Du Bois’ ultimate fight was about humanity, and not being reduced to a “sound byte.” It’s something that Coburn finds an issue with in terms of the general perception of the man and how the “Talented 10th” label is how people think of Du Bois without looking further. The term, despite its ties to an educated Black class informing others, is often seen as a classification that centers on elitism and classism, something Colbun hopes her film pushes back on.

“We need to expand on that argument,” she explains concerning the ‘Talented 10th.” “I think that’s kind of where we are today, still trying to figure out how we share power in this country, and how it becomes more fair to Black people, to brown people, to poor people. How does it become fair? I don’t think we’ve answered that question.”

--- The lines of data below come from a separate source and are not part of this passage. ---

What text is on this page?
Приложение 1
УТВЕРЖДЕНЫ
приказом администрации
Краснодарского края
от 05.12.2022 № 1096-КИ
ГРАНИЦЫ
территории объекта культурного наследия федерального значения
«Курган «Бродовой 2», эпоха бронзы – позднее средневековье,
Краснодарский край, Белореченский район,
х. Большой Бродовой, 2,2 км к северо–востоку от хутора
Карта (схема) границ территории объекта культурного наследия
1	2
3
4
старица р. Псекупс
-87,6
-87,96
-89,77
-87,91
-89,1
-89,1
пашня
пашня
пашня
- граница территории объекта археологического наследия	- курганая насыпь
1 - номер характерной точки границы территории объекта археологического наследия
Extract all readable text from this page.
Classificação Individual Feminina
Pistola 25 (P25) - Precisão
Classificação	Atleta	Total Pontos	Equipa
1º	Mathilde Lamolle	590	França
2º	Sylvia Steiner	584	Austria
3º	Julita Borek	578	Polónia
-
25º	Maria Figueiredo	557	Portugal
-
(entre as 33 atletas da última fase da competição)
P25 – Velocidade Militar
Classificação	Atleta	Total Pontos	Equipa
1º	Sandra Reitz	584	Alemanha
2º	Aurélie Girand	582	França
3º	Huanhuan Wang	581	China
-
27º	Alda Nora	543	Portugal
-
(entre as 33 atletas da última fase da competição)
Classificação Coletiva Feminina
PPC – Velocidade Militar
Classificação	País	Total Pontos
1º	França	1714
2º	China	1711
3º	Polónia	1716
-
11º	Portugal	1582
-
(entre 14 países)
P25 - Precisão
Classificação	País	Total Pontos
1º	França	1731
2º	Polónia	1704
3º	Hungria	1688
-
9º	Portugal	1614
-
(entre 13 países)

“Rebel With A Pause” also examines Du Bois’ home life and how his duty to his work more often than not put a strain on his first marriage and his relationship with his daughter. Coburn didn’t hide anything that would today be culturally frowned upon in his actions, largely because he himself didn’t hide his feelings.

“I didn’t tell anything that Du Bois didn’t tell on himself,” she says with a laugh. “He wrote it in the book. If he didn’t write it, I wouldn’t have it. And he, it, these were difficult things. We have to understand that in the middle of being this intellectual, this icon, or this cultural figure, he was also just a human being.”

She added, “What I tried to do with this film was to let him be the person that he was, and even that is a point of failure when you have two hours for somebody that lived 95 years; you start at a point of failure, and you just do the best that you can.”

W.E.B Du Bois: Rebel With A Pause” premieres on May 19 on PBS at 9 p.m. ET. Check local listings.